The “Poke and Strike” method succeeds because it adapts. It doesn’t settle for “average” performance; it figures out the specific friction of the current puck and adjusts the strike accordingly.

Real-World Validation

The true test of robotic learning is transfer to the physical world (Sim-to-Real). The authors deployed their policy on a KUKA iiwa robot arm.

Figure 6: Robot experiments on Striking task showing exploration and task phases.

In Figure 6, we see the robot in action.

  • Phase 1 (Top left): The robot gently pokes the puck.
  • Phase 2 (Top right): Having estimated the friction, it winds up and strikes the puck into the green target zone.

The graphs in Figure 6(b) show the real-time estimation. You can see the estimated friction values (colored lines) converging quickly, and the uncertainty (bottom plot) dropping below the red threshold line, triggering the strike.

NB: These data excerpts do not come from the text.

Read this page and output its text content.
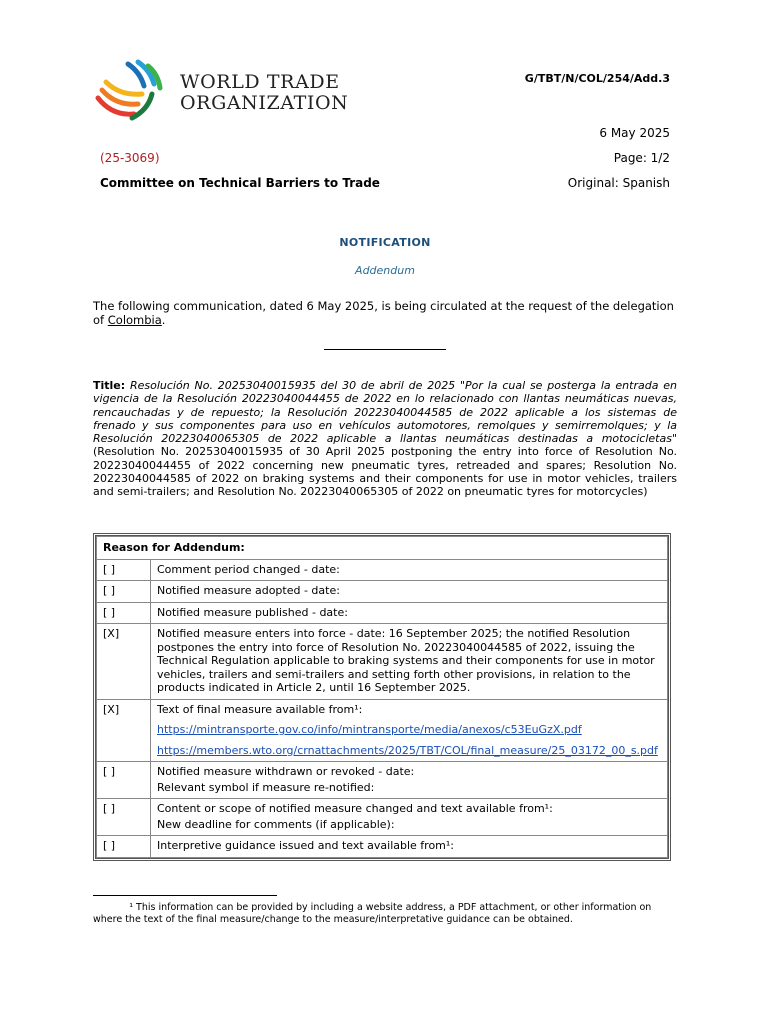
WORLD TRADE
ORGANIZATION
G/TBT/N/COL/254/Add.3
6 May 2025
(25-3069)	Page: 1/2
Committee on Technical Barriers to Trade	Original: Spanish
NOTIFICATION
Addendum
The following communication, dated 6 May 2025, is being circulated at the request of the delegation of Colombia.
Title: Resolución No. 20253040015935 del 30 de abril de 2025 "Por la cual se posterga la entrada en vigencia de la Resolución 20223040044455 de 2022 en lo relacionado con llantas neumáticas nuevas, rencauchadas y de repuesto; la Resolución 20223040044585 de 2022 aplicable a los sistemas de frenado y sus componentes para uso en vehículos automotores, remolques y semirremolques; y la Resolución 20223040065305 de 2022 aplicable a llantas neumáticas destinadas a motocicletas" (Resolution No. 20253040015935 of 30 April 2025 postponing the entry into force of Resolution No. 20223040044455 of 2022 concerning new pneumatic tyres, retreaded and spares; Resolution No. 20223040044585 of 2022 on braking systems and their components for use in motor vehicles, trailers and semi-trailers; and Resolution No. 20223040065305 of 2022 on pneumatic tyres for motorcycles)
Reason for Addendum:	
[ ]	Comment period changed - date:
[ ]	Notified measure adopted - date:
[ ]	Notified measure published - date:
[X]	Notified measure enters into force - date: 16 September 2025; the notified Resolution postpones the entry into force of Resolution No. 20223040044585 of 2022, issuing the Technical Regulation applicable to braking systems and their components for use in motor vehicles, trailers and semi-trailers and setting forth other provisions, in relation to the products indicated in Article 2, until 16 September 2025.
[X]	Text of final measure available from¹:

https://mintransporte.gov.co/info/mintransporte/media/anexos/c53EuGzX.pdf

https://members.wto.org/crnattachments/2025/TBT/COL/final_measure/25_03172_00_s.pdf

[ ]	Notified measure withdrawn or revoked - date:

Relevant symbol if measure re-notified:

[ ]	Content or scope of notified measure changed and text available from¹:

New deadline for comments (if applicable):

[ ]	Interpretive guidance issued and text available from¹:
¹ This information can be provided by including a website address, a PDF attachment, or other information on where the text of the final measure/change to the measure/interpretative guidance can be obtained.
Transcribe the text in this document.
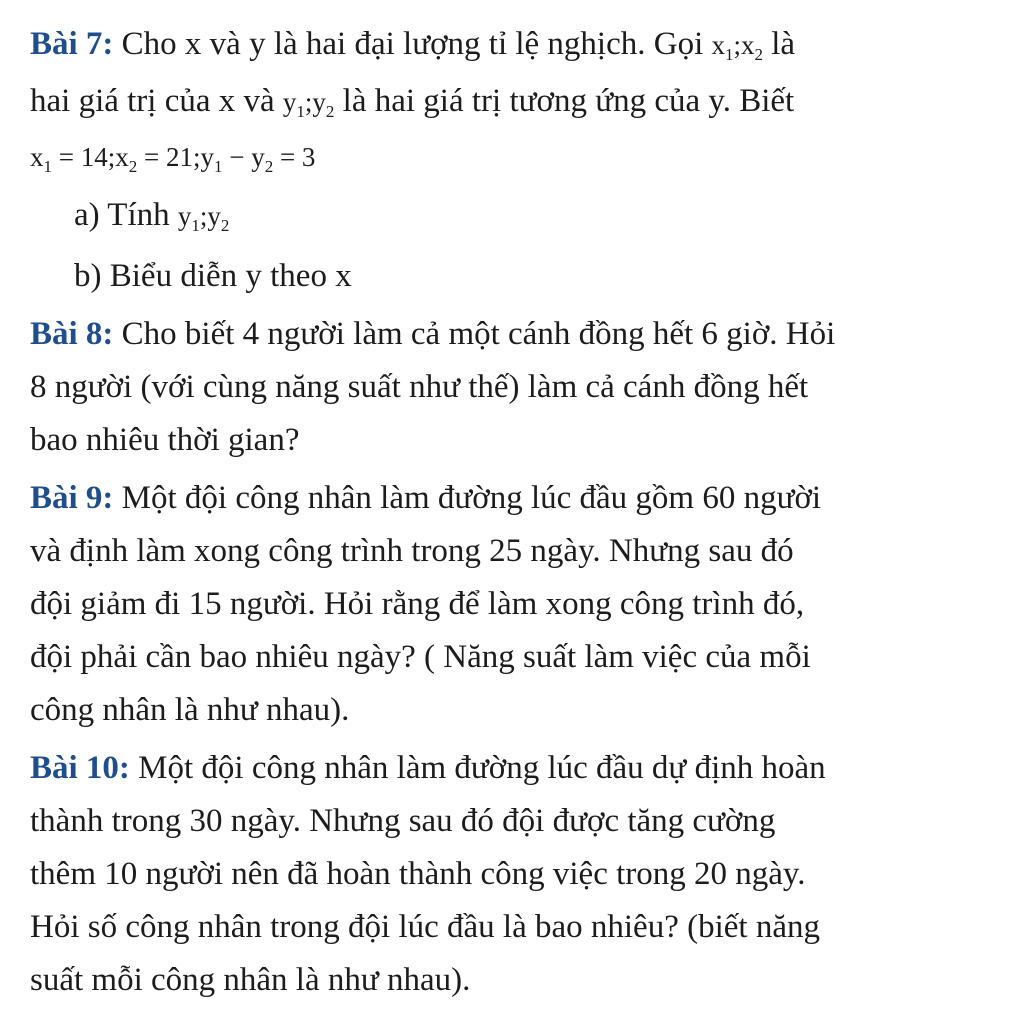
Bài 7: Cho x và y là hai đại lượng tỉ lệ nghịch. Gọi $x_1;x_2$ là
hai giá trị của x và $y_1;y_2$ là hai giá trị tương ứng của y. Biết
$x_1$ = $14;x_2$ = $21;y_1 - y_2 = 3$
a) Tính $y_1;y_2$
b) Biểu diễn y theo x
Bài 8: Cho biết 4 người làm cả một cánh đồng hết 6 giờ. Hỏi
8 người (với cùng năng suất như thế) làm cả cánh đồng hết
bao nhiêu thời gian?
Bài 9: Một đội công nhân làm đường lúc đầu gồm 60 người
và định làm xong công trình trong 25 ngày. Nhưng sau đó
đội giảm đi 15 người. Hỏi rằng để làm xong công trình đó,
đội phải cần bao nhiêu ngày? ( Năng suất làm việc của mỗi
công nhân là như nhau).
Bài 10: Một đội công nhân làm đường lúc đầu dự định hoàn
thành trong 30 ngày. Nhưng sau đó đội được tăng cường
thêm 10 người nên đã hoàn thành công việc trong 20 ngày.
Hỏi số công nhân trong đội lúc đầu là bao nhiêu? (biết năng
suất mỗi công nhân là như nhau).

The system was able to distinguish between pucks made of different materials (Aluminum vs. Nylon vs. Ball bearings) and adjust the force of the strike to ensure the puck landed in the goal every time.

Figure 11: Hardware setup showing different pucks and surface materials.

Figure 11 provides a closer look at the hardware setup, highlighting the variety of materials used to test the robustness of the exploration policy.

Conclusion

The “Poke and Strike” paper presents a compelling argument for Task-Informed Exploration. Rather than separating system identification and control into two disconnected fields, this approach unifies them.

Key takeaways:

  1. Efficiency: Robots shouldn’t try to learn everything about an object; they should learn what matters for the task.
  2. Autonomy: By using uncertainty estimates, the robot decides for itself when it has learned enough to act.
  3. Sim-to-Real: Learning to estimate properties allows the robot to bridge the gap between simulation and reality, adapting to real-world friction and mass on the fly.

This research moves us closer to robots that can walk into a new environment, pick up an unfamiliar tool, give it a quick “heft” or “shake” to understand it, and then get to work.